Her current non-corporate positions include chair of the board of overseers of the School of Nursing, University of Pennsylvania, a founding advisory board member of ASAP, an after-school activity program for inner-city youth, and co-chair of VISION 2020.

She has served the City of Philadelphia as chair of the first Women's Commission, as a member of the City Planning Commission, as chair of a task force that drew the charter for Mayor Rendell's Office for Management, Productivity, and Planning, and as a member of the executive committee of the founding board of Philadelphia's Special Service District. Greco also served the Commonwealth of Pennsylvania as a member of the Casey Philadelphia Special Judiciary Nominating Panel, the Advisory Commission for the Department of Banking, as a member of Pennsylvania 2000, a statewide coalition for education reform, and as a member of the Foundation for a Drug-Free Pennsylvania.

She founded and chaired the School-to-Career Leadership Council, personally recruiting and engaging chief executive officer colleagues of the city's major corporations to assume leadership responsibility for the Philadelphia School District's Community Resource Boards. She has served on the executive committee of the Business Public School Partnership for Reform and as chairman of the Philadelphia Youth Network. She founded and co-chaired the Campaign for Human Capital for the School District of Philadelphia, which aimed to hire and retain certified teachers for the city's schools and students.

She served as interim president and CEO of the Philadelphia Private Industry Council, affecting the agency's turnaround and establishing the infrastructure for implementing Pennsylvania and Philadelphia's Welfare to Work Program.

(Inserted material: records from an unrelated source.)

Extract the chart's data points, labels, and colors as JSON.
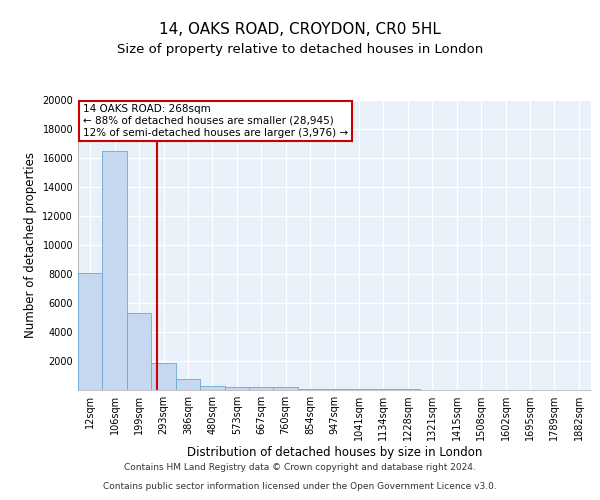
{
  "title1": "14, OAKS ROAD, CROYDON, CR0 5HL",
  "title2": "Size of property relative to detached houses in London",
  "xlabel": "Distribution of detached houses by size in London",
  "ylabel": "Number of detached properties",
  "bar_labels": [
    "12sqm",
    "106sqm",
    "199sqm",
    "293sqm",
    "386sqm",
    "480sqm",
    "573sqm",
    "667sqm",
    "760sqm",
    "854sqm",
    "947sqm",
    "1041sqm",
    "1134sqm",
    "1228sqm",
    "1321sqm",
    "1415sqm",
    "1508sqm",
    "1602sqm",
    "1695sqm",
    "1789sqm",
    "1882sqm"
  ],
  "bar_values": [
    8100,
    16500,
    5300,
    1850,
    750,
    300,
    220,
    200,
    200,
    100,
    80,
    60,
    50,
    40,
    30,
    20,
    15,
    10,
    8,
    5,
    3
  ],
  "bar_color": "#c5d8f0",
  "bar_edge_color": "#6aaad4",
  "background_color": "#e8f0fa",
  "grid_color": "#ffffff",
  "vline_x": 2.72,
  "vline_color": "#cc0000",
  "annotation_title": "14 OAKS ROAD: 268sqm",
  "annotation_line1": "← 88% of detached houses are smaller (28,945)",
  "annotation_line2": "12% of semi-detached houses are larger (3,976) →",
  "annotation_box_color": "#ffffff",
  "annotation_border_color": "#cc0000",
  "ylim": [
    0,
    20000
  ],
  "yticks": [
    0,
    2000,
    4000,
    6000,
    8000,
    10000,
    12000,
    14000,
    16000,
    18000,
    20000
  ],
  "footnote1": "Contains HM Land Registry data © Crown copyright and database right 2024.",
  "footnote2": "Contains public sector information licensed under the Open Government Licence v3.0.",
  "title1_fontsize": 11,
  "title2_fontsize": 9.5,
  "xlabel_fontsize": 8.5,
  "ylabel_fontsize": 8.5,
  "tick_fontsize": 7,
  "footnote_fontsize": 6.5,
  "ann_fontsize": 7.5
}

She was chair of the Philadelphia Compact, a joint venture between the Pew Foundation and the Annenberg Canter for Public Policy.

Five years after courting the Women's NCAA to bring the Final Four to Philadelphia, Greco was co-chair of Philadelphia's sponsoring organization.

== Awards ==
She is the recipient of several awards, including appointment as the "Distinguished Daughter of Pennsylvania" "Lucretia Mott Women's Way Award" in 1998, The "John Wanamaker Award," and the U.S. Marine Corp's "Semper Fidelis Award."

== Publications ==
Greco's career, management style, and business accomplishments have been documented and reviewed in major publications and books on leadership, sales, and financial management. She has also authored articles that have appeared in financial and business publications, including the Harvard Business Review.